El caso concreto. 3.1 En la acción popular No. 002-2025- 00030 -00 promovida por Gerardo Herrera contra ARA de la carrera 2 n° 32-19 de Cartago – Valle, el Juzgado Segundo Civil del Circuito de Cartago, en providencia de 24 de abril de 2025, declaró la nulidad de lo actuado, y el agotamiento de la jurisdicción del proceso, luego de considerar que « en este juzgado se adelanta otra acción popular por el mismo accionante contra tienda ARA de la carrera 2 N. 32-19 de Cartago-V para el mismo fin: instalación de baterías sanitarias al servicio de las personas con capacidad motora disminuida Rad. 761473103002- 2025-00027 -00, por lo que se considera que están dados los presupuestos para declarar agotamiento de jurisdicción. Al respecto, el Consejo de Estado ha previsto que existe agotamiento de jurisdicción cuando se presentan dos o más acciones populares en contra de los mismos demandados y en las que se persiguen las mismas pretensiones ».

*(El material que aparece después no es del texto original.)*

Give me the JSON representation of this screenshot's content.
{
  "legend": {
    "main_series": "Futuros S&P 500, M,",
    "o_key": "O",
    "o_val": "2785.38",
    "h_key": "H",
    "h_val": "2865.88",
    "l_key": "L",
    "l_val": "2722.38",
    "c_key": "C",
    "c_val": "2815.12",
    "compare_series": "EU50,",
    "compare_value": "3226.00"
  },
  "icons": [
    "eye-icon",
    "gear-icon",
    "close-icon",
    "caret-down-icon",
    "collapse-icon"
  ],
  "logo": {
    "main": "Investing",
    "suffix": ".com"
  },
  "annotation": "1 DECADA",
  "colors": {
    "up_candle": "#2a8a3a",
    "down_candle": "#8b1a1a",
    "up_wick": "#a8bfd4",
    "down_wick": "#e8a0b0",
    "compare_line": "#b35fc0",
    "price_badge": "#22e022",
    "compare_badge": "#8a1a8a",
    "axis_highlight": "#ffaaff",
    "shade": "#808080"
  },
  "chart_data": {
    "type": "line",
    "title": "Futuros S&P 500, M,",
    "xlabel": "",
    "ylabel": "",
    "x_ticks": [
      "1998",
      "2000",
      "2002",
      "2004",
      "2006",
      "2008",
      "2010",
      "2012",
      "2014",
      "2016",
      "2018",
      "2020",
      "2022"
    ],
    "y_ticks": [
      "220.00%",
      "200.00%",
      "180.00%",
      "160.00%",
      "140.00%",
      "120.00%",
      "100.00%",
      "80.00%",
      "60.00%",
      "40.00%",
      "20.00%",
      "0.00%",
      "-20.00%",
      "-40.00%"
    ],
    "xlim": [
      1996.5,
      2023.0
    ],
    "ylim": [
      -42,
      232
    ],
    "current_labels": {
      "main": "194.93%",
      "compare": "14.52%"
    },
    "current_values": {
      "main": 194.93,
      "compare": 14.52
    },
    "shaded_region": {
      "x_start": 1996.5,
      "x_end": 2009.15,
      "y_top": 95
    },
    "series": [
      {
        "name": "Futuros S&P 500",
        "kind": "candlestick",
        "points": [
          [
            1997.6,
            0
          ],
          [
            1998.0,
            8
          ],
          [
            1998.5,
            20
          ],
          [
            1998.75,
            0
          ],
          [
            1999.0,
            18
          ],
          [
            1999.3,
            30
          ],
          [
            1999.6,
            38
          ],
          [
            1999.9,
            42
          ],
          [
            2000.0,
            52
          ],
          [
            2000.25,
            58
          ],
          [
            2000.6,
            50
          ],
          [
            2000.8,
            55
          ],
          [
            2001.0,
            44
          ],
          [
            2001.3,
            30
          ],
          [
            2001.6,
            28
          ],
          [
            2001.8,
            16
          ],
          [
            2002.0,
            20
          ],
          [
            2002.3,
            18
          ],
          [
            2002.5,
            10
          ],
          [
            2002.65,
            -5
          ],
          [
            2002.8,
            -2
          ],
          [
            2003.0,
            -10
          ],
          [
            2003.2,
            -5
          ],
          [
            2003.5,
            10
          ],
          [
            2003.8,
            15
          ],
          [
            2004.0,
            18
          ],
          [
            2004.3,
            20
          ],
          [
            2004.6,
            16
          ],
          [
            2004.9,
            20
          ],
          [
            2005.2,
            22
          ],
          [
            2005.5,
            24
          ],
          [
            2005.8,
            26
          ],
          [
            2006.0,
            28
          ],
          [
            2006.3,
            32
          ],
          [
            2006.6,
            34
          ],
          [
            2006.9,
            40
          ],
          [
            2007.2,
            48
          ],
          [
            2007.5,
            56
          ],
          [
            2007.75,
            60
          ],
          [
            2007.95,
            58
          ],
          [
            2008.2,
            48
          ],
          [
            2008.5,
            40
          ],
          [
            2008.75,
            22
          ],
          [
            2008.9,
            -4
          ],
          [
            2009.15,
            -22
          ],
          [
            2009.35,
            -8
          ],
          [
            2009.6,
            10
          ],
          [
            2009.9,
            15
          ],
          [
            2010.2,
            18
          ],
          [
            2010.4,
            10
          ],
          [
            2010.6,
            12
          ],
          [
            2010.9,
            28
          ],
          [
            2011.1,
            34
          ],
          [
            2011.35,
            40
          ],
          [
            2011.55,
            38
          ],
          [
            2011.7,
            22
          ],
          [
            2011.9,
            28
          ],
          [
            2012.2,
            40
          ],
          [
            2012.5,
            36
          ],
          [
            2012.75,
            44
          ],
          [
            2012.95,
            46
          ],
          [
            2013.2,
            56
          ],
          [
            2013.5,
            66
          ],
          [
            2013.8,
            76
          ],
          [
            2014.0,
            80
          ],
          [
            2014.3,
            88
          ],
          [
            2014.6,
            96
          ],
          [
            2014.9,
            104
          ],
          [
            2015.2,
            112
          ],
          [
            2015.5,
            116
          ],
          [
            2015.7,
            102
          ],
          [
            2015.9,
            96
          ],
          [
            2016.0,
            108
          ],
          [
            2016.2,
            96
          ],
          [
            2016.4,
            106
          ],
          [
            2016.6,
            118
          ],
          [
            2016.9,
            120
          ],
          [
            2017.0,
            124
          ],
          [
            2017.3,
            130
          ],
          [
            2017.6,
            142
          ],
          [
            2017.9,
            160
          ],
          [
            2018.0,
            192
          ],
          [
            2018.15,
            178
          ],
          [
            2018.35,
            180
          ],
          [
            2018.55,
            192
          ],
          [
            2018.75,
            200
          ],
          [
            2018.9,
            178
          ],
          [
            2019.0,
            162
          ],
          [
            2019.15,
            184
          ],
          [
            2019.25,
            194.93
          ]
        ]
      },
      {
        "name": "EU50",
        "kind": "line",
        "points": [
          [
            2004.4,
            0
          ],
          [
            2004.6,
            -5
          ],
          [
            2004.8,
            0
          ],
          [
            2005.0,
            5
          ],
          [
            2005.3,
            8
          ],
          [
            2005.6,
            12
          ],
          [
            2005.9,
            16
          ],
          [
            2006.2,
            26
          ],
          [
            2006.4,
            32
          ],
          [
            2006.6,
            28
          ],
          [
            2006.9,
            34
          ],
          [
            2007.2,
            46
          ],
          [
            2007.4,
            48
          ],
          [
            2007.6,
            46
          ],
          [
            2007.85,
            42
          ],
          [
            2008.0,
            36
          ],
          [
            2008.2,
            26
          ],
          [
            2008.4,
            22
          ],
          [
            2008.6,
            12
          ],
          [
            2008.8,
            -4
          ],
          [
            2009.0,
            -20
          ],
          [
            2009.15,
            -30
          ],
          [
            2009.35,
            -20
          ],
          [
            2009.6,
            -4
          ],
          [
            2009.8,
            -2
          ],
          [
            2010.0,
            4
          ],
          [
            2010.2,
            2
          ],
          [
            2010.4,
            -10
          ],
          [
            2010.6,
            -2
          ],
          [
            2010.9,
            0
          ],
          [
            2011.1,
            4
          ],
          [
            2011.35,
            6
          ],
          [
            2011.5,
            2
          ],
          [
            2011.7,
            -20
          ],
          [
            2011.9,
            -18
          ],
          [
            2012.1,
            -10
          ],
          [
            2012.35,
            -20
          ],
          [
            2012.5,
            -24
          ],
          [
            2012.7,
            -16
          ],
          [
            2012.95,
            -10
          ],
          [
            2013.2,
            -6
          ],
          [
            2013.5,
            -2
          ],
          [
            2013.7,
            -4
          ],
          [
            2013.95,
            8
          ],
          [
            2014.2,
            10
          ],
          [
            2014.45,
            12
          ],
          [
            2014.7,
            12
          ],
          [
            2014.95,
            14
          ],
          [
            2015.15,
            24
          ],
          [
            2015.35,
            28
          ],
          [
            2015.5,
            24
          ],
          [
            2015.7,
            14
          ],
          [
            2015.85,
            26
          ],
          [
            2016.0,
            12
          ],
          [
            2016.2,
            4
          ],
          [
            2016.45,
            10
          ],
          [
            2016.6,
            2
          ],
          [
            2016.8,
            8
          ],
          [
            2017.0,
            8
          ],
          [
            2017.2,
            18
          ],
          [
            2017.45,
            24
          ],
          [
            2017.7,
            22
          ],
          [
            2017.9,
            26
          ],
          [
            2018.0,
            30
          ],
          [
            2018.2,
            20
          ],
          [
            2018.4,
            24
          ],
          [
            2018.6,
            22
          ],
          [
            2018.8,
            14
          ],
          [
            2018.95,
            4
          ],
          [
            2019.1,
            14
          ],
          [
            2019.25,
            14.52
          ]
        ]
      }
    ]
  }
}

(se subraya con intención). 3.1.1 La anterior decisión fue recurrida por el demandante en apelación, quien manifestó « no estar de acuerdo con el fallo en el sentido que el juez no demostró si existían más agencias de la demandada en dicha ciudad en diferente dirección», pidió ordenar a la demandada «que me compartan todas las direccione físicas de la tienda D1 a nivel país determinando les por direcciones, municipio y departamento pues esta induce al error como lo he manifestado con establecimiento comercial en la ciudad (sic)», (derivado 045ApelacionAuto.pdf cuaderno 001 del expediente digital), y en escrito separado interpuso recurso de reposición, con similares argumentos. 3.1.2 Mediante providencia de 29 de mayo de 2025, mantuvo la decisión censurada, y concedió el « subsidiario » de apelación en el efecto suspensivo. 3.2 La Sala Civil Familia del Tribunal Superior de Buga confirmó la decisión censurada en providencia de 7 de julio de 2025, en la que comenzó por explicar que en las acciones populares, de acuerdo con la Ley 472 de 1998, contra las decisiones dictadas durante el trámite procedía el recurso de reposición y, contra la sentencia el de apelación (artículos 36 y 37).

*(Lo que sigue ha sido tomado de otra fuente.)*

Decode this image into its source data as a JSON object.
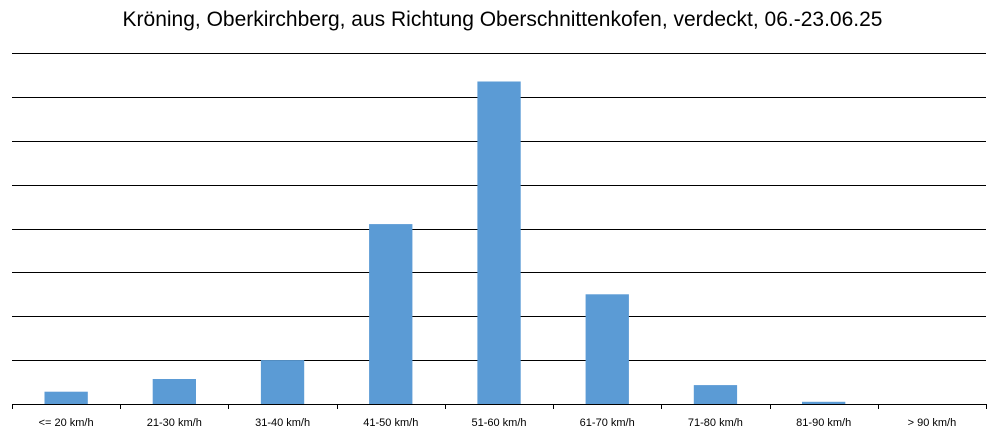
{
  "chart_data": {
    "type": "bar",
    "title": "Kröning, Oberkirchberg, aus Richtung Oberschnittenkofen, verdeckt, 06.-23.06.25",
    "categories": [
      "<= 20 km/h",
      "21-30 km/h",
      "31-40 km/h",
      "41-50 km/h",
      "51-60 km/h",
      "61-70 km/h",
      "71-80 km/h",
      "81-90 km/h",
      "> 90 km/h"
    ],
    "values": [
      0.28,
      0.57,
      1.0,
      4.1,
      7.35,
      2.5,
      0.43,
      0.05,
      0
    ],
    "ylim": [
      0,
      8
    ],
    "grid": true,
    "gridlines": 8,
    "xlabel": "",
    "ylabel": "",
    "bar_color": "#5b9bd5",
    "grid_color": "#000000"
  }
}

Indicó que la jurisprudencia del Consejo de Estado incluyó otras providencias en el recurso de apelación como «c) El auto que rechaza la demanda – bien sea por falta de corrección (inadmisión), o por agotamiento de jurisdicción – es apelable, en la medida que es un proveído que no se profiere al interior del trámite de la acción popular, en tanto que con éste se trunca la existencia de aquél, ya que enerva la posibilidad de trabar el litigio.

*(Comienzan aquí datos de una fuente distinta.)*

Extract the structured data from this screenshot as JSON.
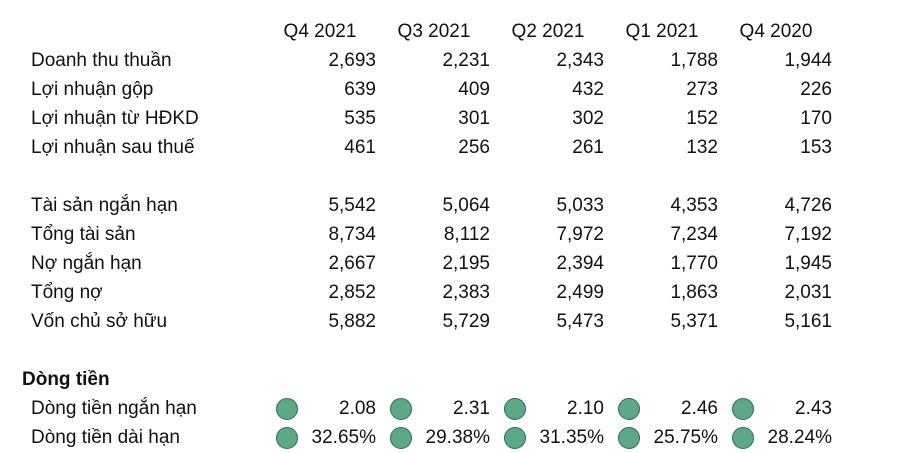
{
  "columns": [
    "Q4 2021",
    "Q3 2021",
    "Q2 2021",
    "Q1 2021",
    "Q4 2020"
  ],
  "income": [
    {
      "label": "Doanh thu thuần",
      "values": [
        "2,693",
        "2,231",
        "2,343",
        "1,788",
        "1,944"
      ]
    },
    {
      "label": "Lợi nhuận gộp",
      "values": [
        "639",
        "409",
        "432",
        "273",
        "226"
      ]
    },
    {
      "label": "Lợi nhuận từ HĐKD",
      "values": [
        "535",
        "301",
        "302",
        "152",
        "170"
      ]
    },
    {
      "label": "Lợi nhuận sau thuế",
      "values": [
        "461",
        "256",
        "261",
        "132",
        "153"
      ]
    }
  ],
  "balance": [
    {
      "label": "Tài sản ngắn hạn",
      "values": [
        "5,542",
        "5,064",
        "5,033",
        "4,353",
        "4,726"
      ]
    },
    {
      "label": "Tổng tài sản",
      "values": [
        "8,734",
        "8,112",
        "7,972",
        "7,234",
        "7,192"
      ]
    },
    {
      "label": "Nợ ngắn hạn",
      "values": [
        "2,667",
        "2,195",
        "2,394",
        "1,770",
        "1,945"
      ]
    },
    {
      "label": "Tổng nợ",
      "values": [
        "2,852",
        "2,383",
        "2,499",
        "1,863",
        "2,031"
      ]
    },
    {
      "label": "Vốn chủ sở hữu",
      "values": [
        "5,882",
        "5,729",
        "5,473",
        "5,371",
        "5,161"
      ]
    }
  ],
  "cashflow_title": "Dòng tiền",
  "cashflow": [
    {
      "label": "Dòng tiền ngắn hạn",
      "values": [
        "2.08",
        "2.31",
        "2.10",
        "2.46",
        "2.43"
      ]
    },
    {
      "label": "Dòng tiền dài hạn",
      "values": [
        "32.65%",
        "29.38%",
        "31.35%",
        "25.75%",
        "28.24%"
      ]
    }
  ],
  "indicator_color": "#5ea88a"
}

Lo anterior como quiera que, tal y como se analizó anteriormente, para establecer si el mencionado auto es o no apelable se debe acudir a la remisión normativa del artículo 44 de la ley 472 de 1998 que, para el caso de los procesos de competencia de la jurisdicción contencioso administrativa, se efectúa a los postulados del C.C.A.; estatuto normativo éste, en el cual el auto que rechaza la demanda en un proceso de dos instancias es objeto de recurso de apelación (art. 181 numeral 1 ibidem)».
Expuso que como el Juzgado declaró la nulidad de lo actuado desde que admitió la demanda y declaró el agotamiento de jurisdicción, porque en el despacho se adelantaba otra acción popular entre las mismas partes, con idéntica pretensión, que recaía sobre la tienda Ara ubicada en la Carrera 2 n° 32-19 de Cartago, según la jurisprudencia citada esa determinación era apelable, « en aras de garantizar la segunda instancia en una providencia que pone fin al proceso ».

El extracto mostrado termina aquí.